Imee: Grab Monopoly Toying With 22.5% Fare Cap; Angkas A Necessity
The increase in Grab fares by more than double the rates that riders are accustomed to suggests that the digital ride-hailing company is “playing games with the riding public’s patience,” Senator Imee Marcos said.
Marcos explained that based on Grab’s pricing commitments to the government, the company is supposed to cap its fare increases this December at 22.5 percent of its average rates before it bought out its rival, Uber, in March 2018.
Grab had agreed with the Philippine Competition Commission just last month to extend its pricing commitments for one more year.
Marcos cited a screenshot of Grab’s quoted fares, showing a one-kilometer ride that used to cost less than P100 can now cost P245 via GrabCar or from P231 to P346 via GrabTaxi.

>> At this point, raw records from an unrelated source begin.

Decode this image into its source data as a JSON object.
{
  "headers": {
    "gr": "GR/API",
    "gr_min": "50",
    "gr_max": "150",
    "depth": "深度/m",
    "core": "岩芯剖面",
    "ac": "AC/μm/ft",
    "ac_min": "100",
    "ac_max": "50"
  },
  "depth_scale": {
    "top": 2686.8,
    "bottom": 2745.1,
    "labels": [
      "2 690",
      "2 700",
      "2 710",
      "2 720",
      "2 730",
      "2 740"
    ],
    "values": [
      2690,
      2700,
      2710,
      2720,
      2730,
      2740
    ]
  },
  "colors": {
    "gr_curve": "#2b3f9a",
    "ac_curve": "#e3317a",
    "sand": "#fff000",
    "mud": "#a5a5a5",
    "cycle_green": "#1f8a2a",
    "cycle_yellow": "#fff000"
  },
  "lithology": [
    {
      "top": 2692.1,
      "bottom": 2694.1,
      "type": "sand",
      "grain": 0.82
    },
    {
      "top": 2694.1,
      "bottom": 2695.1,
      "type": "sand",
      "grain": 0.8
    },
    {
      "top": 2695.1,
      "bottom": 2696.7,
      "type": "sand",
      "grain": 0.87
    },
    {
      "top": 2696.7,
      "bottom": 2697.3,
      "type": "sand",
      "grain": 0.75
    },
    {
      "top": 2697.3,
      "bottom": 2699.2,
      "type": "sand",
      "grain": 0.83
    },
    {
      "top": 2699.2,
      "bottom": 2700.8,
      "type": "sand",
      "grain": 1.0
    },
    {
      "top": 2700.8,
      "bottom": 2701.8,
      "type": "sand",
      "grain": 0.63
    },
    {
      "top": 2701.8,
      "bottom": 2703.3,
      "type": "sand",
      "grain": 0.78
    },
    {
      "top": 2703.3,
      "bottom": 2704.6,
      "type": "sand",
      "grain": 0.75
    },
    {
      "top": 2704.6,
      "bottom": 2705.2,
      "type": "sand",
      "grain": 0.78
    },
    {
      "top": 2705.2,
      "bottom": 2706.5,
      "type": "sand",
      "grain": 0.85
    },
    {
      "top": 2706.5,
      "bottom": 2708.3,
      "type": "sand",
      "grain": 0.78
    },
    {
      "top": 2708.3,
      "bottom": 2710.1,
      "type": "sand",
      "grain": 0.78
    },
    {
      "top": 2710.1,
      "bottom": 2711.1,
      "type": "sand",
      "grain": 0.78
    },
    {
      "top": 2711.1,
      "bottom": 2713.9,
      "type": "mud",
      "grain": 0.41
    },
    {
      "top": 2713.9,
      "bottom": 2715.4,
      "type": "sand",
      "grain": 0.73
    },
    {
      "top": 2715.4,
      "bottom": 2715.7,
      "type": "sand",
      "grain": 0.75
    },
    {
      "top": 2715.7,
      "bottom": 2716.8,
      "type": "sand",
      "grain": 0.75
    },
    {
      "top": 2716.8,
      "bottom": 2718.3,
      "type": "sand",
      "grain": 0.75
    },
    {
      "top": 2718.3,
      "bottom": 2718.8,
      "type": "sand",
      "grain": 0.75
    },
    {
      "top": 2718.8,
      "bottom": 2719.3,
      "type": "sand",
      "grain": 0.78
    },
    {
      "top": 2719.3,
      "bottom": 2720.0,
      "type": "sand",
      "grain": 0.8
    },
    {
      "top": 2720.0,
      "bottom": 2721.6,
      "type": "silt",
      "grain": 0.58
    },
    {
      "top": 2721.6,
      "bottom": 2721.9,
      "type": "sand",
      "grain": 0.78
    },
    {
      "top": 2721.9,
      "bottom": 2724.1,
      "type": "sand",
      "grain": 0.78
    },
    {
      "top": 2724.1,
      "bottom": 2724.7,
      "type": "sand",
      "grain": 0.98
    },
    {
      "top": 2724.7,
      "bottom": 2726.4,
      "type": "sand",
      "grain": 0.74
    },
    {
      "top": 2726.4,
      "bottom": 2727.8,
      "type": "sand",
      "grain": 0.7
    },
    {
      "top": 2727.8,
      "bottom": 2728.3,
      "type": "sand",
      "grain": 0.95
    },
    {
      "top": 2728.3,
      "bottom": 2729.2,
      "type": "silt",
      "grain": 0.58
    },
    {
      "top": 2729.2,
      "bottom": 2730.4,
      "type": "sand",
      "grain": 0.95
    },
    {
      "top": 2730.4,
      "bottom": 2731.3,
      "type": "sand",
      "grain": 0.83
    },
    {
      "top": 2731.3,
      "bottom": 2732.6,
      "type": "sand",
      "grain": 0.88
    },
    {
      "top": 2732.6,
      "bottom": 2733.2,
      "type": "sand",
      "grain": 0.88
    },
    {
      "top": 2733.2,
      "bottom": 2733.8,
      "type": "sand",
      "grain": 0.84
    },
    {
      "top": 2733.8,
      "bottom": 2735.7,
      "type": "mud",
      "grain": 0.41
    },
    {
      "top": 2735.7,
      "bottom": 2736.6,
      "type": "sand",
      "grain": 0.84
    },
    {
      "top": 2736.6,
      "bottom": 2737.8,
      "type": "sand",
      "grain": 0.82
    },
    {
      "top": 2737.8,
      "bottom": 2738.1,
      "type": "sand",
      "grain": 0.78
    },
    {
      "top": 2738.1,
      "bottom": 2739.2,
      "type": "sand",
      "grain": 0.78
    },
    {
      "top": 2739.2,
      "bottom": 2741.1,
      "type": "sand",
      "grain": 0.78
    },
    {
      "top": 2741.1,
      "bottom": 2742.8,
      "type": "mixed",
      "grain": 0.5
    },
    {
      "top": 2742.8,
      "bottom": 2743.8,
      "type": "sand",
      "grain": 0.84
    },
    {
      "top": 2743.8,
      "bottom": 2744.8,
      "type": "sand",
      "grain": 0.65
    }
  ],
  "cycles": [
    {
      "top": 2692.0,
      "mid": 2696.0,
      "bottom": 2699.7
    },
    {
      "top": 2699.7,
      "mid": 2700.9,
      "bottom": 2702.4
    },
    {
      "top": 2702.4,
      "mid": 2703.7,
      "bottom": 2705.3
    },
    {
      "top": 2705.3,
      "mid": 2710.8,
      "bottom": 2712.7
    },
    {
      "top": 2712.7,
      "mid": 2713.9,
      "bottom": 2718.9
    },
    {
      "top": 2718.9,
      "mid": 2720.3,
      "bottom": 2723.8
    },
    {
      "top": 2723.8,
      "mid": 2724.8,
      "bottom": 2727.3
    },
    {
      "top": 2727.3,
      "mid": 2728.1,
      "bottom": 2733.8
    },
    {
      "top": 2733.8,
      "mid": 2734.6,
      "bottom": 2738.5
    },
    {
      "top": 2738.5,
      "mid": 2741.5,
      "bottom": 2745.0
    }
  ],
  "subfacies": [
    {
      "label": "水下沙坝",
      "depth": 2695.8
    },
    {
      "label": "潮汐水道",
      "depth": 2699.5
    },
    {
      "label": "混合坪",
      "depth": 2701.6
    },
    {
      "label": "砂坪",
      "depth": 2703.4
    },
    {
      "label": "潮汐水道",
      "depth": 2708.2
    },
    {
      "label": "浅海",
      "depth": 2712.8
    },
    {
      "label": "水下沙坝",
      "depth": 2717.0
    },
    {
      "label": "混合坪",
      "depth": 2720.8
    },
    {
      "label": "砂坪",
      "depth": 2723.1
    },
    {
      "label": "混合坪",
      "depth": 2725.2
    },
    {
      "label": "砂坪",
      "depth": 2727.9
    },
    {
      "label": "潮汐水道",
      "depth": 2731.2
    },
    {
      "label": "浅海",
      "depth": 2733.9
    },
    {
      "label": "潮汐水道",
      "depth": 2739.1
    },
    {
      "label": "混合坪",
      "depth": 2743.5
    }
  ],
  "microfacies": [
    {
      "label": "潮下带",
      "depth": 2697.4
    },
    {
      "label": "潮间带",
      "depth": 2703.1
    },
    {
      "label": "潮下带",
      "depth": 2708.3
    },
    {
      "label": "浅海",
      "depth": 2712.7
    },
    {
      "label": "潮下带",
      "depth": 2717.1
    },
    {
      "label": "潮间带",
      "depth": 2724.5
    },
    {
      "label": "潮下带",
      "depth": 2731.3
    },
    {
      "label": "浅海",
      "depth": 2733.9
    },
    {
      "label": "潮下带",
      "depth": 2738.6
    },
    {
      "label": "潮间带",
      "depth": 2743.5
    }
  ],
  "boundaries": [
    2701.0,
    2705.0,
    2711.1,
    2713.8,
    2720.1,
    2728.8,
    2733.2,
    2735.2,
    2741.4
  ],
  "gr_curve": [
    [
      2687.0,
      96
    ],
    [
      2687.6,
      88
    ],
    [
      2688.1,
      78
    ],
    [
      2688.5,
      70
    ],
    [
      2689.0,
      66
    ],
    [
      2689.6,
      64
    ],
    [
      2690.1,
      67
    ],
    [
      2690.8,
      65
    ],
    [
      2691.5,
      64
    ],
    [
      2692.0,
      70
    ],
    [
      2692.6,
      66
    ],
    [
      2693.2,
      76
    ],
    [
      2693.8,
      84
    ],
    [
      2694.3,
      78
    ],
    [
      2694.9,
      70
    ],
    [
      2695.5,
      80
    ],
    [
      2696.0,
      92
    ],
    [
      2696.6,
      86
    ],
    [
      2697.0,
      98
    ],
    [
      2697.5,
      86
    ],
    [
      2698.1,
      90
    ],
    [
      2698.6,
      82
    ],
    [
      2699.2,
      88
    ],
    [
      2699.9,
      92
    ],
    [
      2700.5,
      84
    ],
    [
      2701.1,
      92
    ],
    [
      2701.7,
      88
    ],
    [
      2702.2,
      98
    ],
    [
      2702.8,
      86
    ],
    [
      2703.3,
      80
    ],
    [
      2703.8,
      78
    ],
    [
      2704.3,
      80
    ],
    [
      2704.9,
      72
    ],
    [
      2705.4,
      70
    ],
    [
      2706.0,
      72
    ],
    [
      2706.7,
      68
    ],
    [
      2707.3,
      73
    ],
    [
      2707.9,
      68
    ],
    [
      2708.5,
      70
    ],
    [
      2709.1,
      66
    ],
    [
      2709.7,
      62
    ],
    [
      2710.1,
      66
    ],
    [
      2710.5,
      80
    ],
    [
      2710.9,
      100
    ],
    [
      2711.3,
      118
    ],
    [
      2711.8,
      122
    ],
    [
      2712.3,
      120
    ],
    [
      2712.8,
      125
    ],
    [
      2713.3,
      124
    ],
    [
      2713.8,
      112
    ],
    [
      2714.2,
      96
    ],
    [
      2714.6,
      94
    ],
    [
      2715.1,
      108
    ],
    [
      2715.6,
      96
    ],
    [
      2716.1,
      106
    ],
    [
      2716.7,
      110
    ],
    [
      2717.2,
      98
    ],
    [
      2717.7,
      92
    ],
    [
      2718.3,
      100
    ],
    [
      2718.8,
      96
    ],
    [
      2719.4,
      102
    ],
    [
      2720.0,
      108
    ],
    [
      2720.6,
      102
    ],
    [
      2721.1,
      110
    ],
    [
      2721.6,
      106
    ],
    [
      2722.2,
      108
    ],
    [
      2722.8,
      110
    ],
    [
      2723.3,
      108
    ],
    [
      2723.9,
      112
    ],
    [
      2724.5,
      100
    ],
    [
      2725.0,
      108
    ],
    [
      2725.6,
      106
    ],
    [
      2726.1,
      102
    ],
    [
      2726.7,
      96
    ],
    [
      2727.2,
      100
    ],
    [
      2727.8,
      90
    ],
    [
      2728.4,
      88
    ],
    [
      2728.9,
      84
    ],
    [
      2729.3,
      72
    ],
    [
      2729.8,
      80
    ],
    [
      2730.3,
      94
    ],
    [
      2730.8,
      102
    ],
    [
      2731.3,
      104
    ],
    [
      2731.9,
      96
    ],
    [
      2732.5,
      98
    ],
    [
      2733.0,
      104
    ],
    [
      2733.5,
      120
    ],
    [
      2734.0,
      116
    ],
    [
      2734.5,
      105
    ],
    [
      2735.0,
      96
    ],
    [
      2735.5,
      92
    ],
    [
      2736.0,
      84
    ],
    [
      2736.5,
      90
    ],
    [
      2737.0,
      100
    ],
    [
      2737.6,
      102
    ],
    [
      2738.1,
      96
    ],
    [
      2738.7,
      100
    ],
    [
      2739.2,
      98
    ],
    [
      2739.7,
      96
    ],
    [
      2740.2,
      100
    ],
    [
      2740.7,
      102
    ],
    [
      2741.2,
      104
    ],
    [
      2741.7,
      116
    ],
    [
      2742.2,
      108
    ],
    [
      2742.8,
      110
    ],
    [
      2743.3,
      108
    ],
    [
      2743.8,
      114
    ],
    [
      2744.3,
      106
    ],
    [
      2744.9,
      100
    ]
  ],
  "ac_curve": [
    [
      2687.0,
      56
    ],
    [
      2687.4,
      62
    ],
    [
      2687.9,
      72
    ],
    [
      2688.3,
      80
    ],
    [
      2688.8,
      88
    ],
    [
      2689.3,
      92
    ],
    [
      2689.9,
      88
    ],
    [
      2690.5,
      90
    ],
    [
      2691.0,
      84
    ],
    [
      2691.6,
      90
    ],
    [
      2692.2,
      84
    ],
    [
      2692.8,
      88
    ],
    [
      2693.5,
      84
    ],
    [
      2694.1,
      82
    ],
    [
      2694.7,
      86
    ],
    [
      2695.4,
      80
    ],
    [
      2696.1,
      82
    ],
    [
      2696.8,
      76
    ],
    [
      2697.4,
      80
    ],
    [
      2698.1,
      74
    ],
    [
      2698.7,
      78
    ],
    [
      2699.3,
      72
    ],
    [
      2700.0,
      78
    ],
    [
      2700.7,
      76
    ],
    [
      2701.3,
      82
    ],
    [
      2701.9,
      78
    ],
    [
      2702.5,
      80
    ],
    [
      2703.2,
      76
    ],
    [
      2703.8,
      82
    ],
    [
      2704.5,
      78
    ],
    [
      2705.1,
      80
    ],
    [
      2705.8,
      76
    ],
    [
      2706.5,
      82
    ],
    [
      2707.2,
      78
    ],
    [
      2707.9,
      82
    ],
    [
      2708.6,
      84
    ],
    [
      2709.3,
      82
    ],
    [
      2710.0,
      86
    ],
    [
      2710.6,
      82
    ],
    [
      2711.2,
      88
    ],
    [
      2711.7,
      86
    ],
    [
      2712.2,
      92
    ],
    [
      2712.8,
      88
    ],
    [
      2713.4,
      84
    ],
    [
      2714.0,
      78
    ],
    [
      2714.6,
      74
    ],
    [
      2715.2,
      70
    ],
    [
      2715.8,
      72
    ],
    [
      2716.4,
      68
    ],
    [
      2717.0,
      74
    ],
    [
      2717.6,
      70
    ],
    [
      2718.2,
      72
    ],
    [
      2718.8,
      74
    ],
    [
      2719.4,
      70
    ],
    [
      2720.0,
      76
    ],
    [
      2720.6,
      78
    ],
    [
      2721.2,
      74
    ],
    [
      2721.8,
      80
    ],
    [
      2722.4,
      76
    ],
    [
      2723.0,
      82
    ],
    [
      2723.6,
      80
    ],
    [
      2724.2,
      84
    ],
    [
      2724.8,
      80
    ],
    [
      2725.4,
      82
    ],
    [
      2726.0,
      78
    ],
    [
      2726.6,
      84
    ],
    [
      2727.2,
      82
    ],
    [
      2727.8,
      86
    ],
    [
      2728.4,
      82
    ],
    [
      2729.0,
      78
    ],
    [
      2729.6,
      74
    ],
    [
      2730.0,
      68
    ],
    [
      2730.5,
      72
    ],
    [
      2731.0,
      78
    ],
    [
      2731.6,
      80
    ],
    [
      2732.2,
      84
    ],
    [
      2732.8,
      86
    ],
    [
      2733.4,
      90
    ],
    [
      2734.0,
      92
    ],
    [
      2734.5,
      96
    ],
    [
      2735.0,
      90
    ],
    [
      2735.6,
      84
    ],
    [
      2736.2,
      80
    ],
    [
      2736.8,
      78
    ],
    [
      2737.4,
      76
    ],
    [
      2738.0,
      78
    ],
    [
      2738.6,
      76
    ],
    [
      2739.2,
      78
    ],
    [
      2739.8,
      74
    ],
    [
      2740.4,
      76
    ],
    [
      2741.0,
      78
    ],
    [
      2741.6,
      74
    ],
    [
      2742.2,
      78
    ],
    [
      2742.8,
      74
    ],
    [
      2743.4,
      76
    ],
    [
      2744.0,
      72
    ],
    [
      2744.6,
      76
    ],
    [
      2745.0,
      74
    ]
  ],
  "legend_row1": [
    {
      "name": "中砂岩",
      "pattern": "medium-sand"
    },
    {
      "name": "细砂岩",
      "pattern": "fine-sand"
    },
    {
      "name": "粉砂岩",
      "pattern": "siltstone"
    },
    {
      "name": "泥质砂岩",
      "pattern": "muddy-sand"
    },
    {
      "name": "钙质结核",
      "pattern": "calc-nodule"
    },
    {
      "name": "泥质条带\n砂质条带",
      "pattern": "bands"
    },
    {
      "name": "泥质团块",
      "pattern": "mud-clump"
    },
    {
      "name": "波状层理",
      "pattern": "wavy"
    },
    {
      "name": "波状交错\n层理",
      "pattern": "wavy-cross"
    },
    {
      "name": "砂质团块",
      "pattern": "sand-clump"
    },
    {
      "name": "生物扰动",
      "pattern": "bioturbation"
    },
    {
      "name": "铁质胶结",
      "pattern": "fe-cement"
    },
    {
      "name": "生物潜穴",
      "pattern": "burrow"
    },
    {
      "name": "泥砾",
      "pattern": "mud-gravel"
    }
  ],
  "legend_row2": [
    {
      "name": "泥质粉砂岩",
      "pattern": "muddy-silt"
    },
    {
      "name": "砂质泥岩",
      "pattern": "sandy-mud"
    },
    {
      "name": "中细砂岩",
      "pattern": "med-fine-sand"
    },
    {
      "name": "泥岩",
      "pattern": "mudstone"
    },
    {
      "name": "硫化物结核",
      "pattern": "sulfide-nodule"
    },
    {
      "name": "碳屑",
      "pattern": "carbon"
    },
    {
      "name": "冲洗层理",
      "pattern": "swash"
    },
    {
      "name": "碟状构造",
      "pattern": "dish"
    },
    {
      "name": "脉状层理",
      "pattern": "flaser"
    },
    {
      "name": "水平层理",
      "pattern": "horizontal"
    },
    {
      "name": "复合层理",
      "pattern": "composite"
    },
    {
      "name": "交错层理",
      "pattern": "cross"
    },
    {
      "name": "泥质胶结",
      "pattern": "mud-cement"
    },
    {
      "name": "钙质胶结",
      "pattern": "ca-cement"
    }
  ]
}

“How will Grab explain that? Monopolies tend to push limits and cross the line of abuse, so we in the government must remain vigilant of sectors imbued with public interest like water and transport,” Marcos said.
Marcos also called on the Land Transportation Franchising Regulatory Board (LTFRB) to allow motorcycle-for-hire services to fill the gap in public mobility, as traffic worsens while mass transport systems are being improved.
Marcos has filed Senate Bill 409 that seeks to recognize motorcycle-for-hire services like Angkas as legitimate means of public transport, employment opportunities for an unskilled workforce, and revenue-earners for the local government units that will supervise them.
“Sana umangkas na ang LTFRB sa diwa ng Pasko at regaluhan na ng siguradong trabaho ang mga Angkas drivers,” Marcos said.
Of the estimated 15,000 drivers of Angkas, some 4,000 or more than 25 percent of them did not graduate from college or were previously out of a job, Marcos explained.
“The country’s most congested urban areas – Metro Manila, Cebu, Davao – are crying out for the convenience of more ride-hailing services,” Marcos added.